Diciamoci la verità. L’estate è la stagione più bella da trascorrere nella nostra Isola. Come si fa a non lasciarsi sedurre dalle splendide spiagge delle coste siciliane, dalle sue acque cristalline, dalle bianche chiese barocche che brillano al sole cocente dell’estate? Non dimentichiamo poi che la bella stagione richiama turisti da ogni parte del mondo che hanno deciso di optare, soprattutto quest’anno, per le nostre destinazioni mare e per gli agriturismi che ormai offrono ottime soluzioni con un eccellente rapporto qualità prezzo. Archiviata l’estate, l’autunno siciliano è comunque una stagione da prendere in considerazione per le ferie tardive. Complici le bellissime giornate di sole, un mare incantevole e tariffe di bassa stagione, questo periodo è perfetto per una breve fuga o, perché no, per la tradizionale vacanza. La Sicilia si riempie degli odori dolciastri della vendemmia alla quale è possibile partecipare con varie manifestazioni o con visite guidate presso le più importanti cantine. E vogliamo parlare dei prodotti tipici autunnali della nostra terra? A questo pensano le varie sagre e fiere che, in tutta l’Isola, danno la possibilità di gustare i frutti della nostra Regione.

L’Ottobrata di Zafferana Etnea (CT) ela Sagradel Pistacchio di Bronte (CT) sono forse le sagre più importanti che celebrano l’arrivo dell’autunno siciliano.

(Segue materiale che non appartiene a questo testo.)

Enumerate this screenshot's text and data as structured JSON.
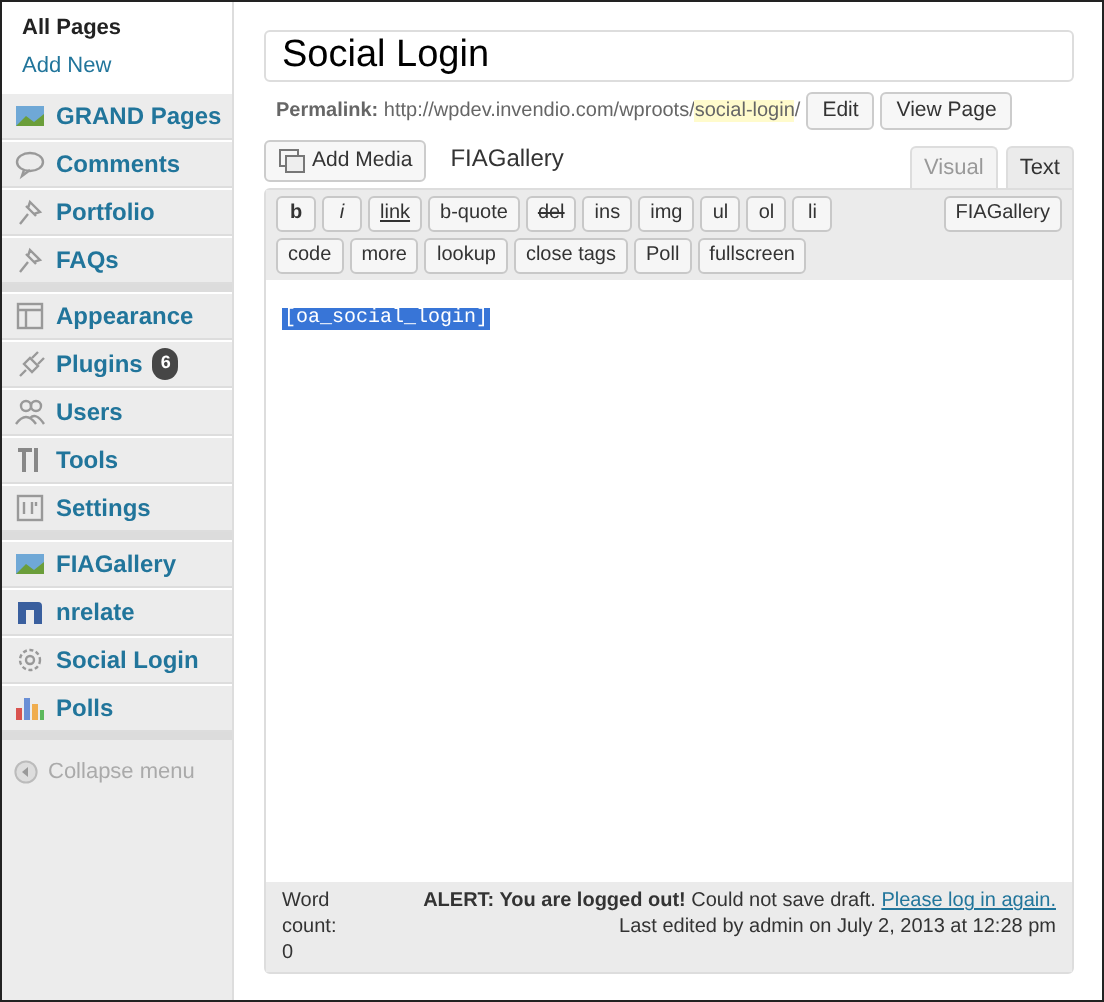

Nata oltre trenta anni fa come mostra mercato, oggi l’Ottobrata è diventata uno degli eventi fieristico-culturali più importanti del territorio. Nei vari stand che si snodano tra le vie della cittadina etnea è possibile degustare dolci e specialità gastronomiche ed ammirare l’artigianato locale osservando gli scultori del legno e della pietra lavica, i pittori di carretti siciliani ed i “pupari”. L’intrattenimento rimane una componente fondamentale della sagra; infatti l’intera manifestazione è accompagnata da acrobati, sbandieratori rinascimentali e tanta buona musica.

 

Ampio spazio anche al miele, il prodotto principe di Zafferana Etnea, al quale l’Ottobrata dedica un’intera domenica. Avete mai provato l’accostamento miele e ricotta? Provate con la nostra ricetta e non rimarrete delusi.

 

Bronte è il paese simbolo dell’oro verde, il pistacchio con denominazione europea Dop che segue ancora dei rigidi procedimenti di raccolta e lavorazione.La Siciliava fiera di questo prodotto visto che è l’unica regione italiana produttrice di pistacchio.

 

Già conosciuto dai greci e dai romani, è entrato a far parte delle nostre coltivazioni agricole solo grazie agli arabi che hanno scoperto che sul territorio di Bronte la pianta cresceva spontaneamente. L’ambiente di coltivazione va dai 300 ai 900 metri sul livello del mare con la pianta che si adatta ad ambienti difficili come i terreni lavici. Innumerevoli gli usi gastronomici: ottimo per condire primi e secondi, il pistacchio delizia il palato dei ghiotti soprattutto con la pasticceria. Impossibile non cedere ad un tipico cannolo  siciliano con crema al pistacchio, da gustare rigorosamente tra gli stand della Sagra!

 

Allora non ci resta che invitarvi nella nostra isola per godere di questa splendida stagione e per deliziarvi con i suoi prodotti tipici.